Listopadowe zachwyty w naszym leśnym ogrodzie.
Właśnie, trzeba oswoić… A ja w tym roku w lesie byłam jedynie przejazdem…
Stokrotki są niesamowite, trzymają się dopóki ich śnieg nie zasypie.:)
Ten obrazek wodny jest fantastyczny. 🙂
Serdeczności:)
Grażynko, musisz zatem nadrobić „leśne” zaległości. Jeszcze liście się żółcą i mile szeleszczą. Stokrotki, jak mówisz trzymają się nieźle. Buziaki!
Bylismy i na wlasne oczy widzielismy. Magia inny lepszy świat.
Pozdrawiamy Borki
Dziękujemy 🙂 pozdrawiamy serdecznie i do miłego zobaczenia w maju :–)

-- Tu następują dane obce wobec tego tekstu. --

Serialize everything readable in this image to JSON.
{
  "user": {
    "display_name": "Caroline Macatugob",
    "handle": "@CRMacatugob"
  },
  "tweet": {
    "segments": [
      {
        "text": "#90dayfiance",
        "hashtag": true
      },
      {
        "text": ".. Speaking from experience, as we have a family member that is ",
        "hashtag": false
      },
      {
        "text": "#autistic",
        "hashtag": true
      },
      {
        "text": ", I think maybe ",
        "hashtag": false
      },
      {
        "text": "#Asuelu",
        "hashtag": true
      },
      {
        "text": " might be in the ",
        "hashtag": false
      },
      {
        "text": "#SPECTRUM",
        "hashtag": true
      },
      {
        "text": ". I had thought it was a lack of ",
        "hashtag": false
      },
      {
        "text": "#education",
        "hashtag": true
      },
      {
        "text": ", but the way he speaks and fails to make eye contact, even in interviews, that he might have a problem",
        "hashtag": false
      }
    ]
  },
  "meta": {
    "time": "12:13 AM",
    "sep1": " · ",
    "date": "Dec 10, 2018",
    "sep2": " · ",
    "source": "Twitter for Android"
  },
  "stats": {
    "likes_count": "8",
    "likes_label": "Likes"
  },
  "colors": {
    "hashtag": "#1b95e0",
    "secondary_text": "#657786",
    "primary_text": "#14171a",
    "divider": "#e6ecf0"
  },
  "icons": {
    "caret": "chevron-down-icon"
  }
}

Tegoroczny listopad szczególnie piękny, kolorowy i grzybowy a już myślałam w październiku, że jesieni nie będzie. Przyszła opóźniona, wyczekana ale piękna jak zwykle.
Wielu codziennych zachwyceń życzę 🙂
Jesień była, jest piękna, mimo tego listopad jednak okazał się dla mnie smutny. Od przemijania, od pożegnań, tych ostatnich nie uciekniemy.